Intervention d’une professeure d’histoire :
Auguste et les médias


Le but de cette intervention est de regarder l’Antiquité avec le recul des connaissances présentes ; mais aussi, d’éclairer l’actualité à la lumière des pratiques de l’Antiquité.
En effet, les relations entre le pouvoir politique et les médias sont un fait d’actualité. Le pouvoir actuel envahit les canaux médiatiques. Au premier rang des médias se place la télévision. L’image accompagne, humanise et complète le discours politique. La politique veut occuper le terrain. Le plus, l’image semble de plus en plus prendre le pas sur le discours politique. Elle influe ainsi sur les comportements et les modes de pensée. On a le sentiment d’une parole délivrée et relayée par les ministres de manière unique (avec les mêmes mots-clés que ceux employés par le président). Cette évolution dans l’utilisation des médias agit sur l’évolution des modes de pensée.

Dans l’Antiquité, l’image avait déjà une place prépondérante pour véhiculer un discours. Il existait différents vecteurs d’information, et donc de discours. Par exemples : la monnaie et la statuaire. Les pièces de monnaie circulent très largement à Rome, dans les provinces et tous les territoires contrôlés par les romains. Les statues, quant à elles, traduisent les valeurs de la société ou de l’individu qui commande l’œuvre.

Auguste est le créateur du Principat (la dignité de prince) et le premier empereur. Il est aussi le premier à avoir compris le rôle des images. Il est vrai que sous la république de Rome, les images étaient largement utilisées pour afficher des ambitions politiques, même jusqu’à César, mais dans ce contexte la concurrence était possible et aucun consul n’était allé aussi loin qu’Auguste. Avec lui, le rapport aux images va changer.
Rappel : Il mène une guerre de dix ans contre Pompée puis contre Marc Antoine après laquelle il se retrouve seul au pouvoir.
Alors, il fait de l’usage des images un art consommé. Il crée des images de propagande au service d’une politique mais aussi qui modifient en profondeur les façons de penser et d’accepter le pouvoir. Ces images permettent de faire accepter le nouveau pouvoir comme étant le meilleur possible.
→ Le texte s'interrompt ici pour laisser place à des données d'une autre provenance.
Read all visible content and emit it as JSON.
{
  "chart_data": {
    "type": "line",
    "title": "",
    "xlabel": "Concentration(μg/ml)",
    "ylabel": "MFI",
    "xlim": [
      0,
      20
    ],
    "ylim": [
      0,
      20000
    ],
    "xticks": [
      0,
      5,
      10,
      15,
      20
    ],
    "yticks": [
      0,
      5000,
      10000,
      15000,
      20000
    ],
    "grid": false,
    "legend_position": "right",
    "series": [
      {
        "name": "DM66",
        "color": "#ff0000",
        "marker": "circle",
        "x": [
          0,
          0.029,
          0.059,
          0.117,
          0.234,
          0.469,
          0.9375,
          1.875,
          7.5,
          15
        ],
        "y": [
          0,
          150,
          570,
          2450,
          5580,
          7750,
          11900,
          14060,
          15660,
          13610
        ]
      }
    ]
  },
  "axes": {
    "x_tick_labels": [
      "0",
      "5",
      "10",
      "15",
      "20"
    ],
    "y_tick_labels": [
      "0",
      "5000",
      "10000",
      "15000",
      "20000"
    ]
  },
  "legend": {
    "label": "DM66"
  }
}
Les monnaies : Ce sont tout d’abord les médias privilégiés des imperatores (piliers politiques essentiels à la fin de la république de Rome. Quelques exemples sont montrés en image :
Un denier de Sylla, 86 avant J.C. C’est une monnaie d’or avec d’un côté le visage de Sylla et de l’autre une divinité.
Un denier de César, 46 avant J.C. Elle se présente de la même façon que le denier de Sylla.
Un denier de César, 44 avant J.C. Cette fois, il a obtenu de figurer sur les deux faces, donc aussi à la place où se tient ordinairement la divinité. Il a donc été quasiment divinisé comme un empereur. Cependant, il n’a jamais été empereur.
Un sesterce de César et Octave, 38 avant J.C. Sur l’une des faces est représenté Octave et sur l’autre César. Donc Octave se fait représenter comme le fils de César. Il est à la fois vengeur et gouverneur.
A cette même époque, la statuaire qui le représente montre un visage émacié de jeune ambitieux engagé dans la lutte.
Sur les monnaies émises au moment de la lutte contre Antoine, Octave est représenté successivement avec Vénus (sur la face réservée aux divinités), la (déesse de la) Victoire, puis la (déesse de la) Paix. Ces monnaies sont représentatives du type de gouvernement qu’il compte mettre en place. A travers elles, son programme politique bénéficie de l’aura divine de la mère de César (Il se disait fils de Vénus) qui va permettre la victoire (représentée par la déesse du même nom) puis la paix (même représentation). C’est ainsi qu’Octave (qui va devenir Auguste) compte mettre en place l’Empire.

Dix ans après sa reconnaissance comme Prince et la fin de la guerre civile, Octave-Auguste crée le mythe de l’Etat et développe une statue officielle. C’est le portrait d’un souverain apaisé, calme, détendu, d’un général vainqueur avec une corne d’abondance (symbole de prospérité) et un petit Eros à ses côtés qui rappelle Vénus.
Ce nouveau message est aussi relayé par les portraits officiels de l’empereur (en buste) qui déclinent la statue officielle dans tous les édifices publics des provinces et par les monnaies qui portent sur une des faces le capricorne, signe astrologique de la naissance d’Auguste.

Lien avec l’actualité : Que penser de la photographie officielle du président de la république ? L’élégance du costume, la montre de prix, la posture du président lui-même : tout cela n’est pas fait par hasard. Ce portrait véhicule une image et un discours…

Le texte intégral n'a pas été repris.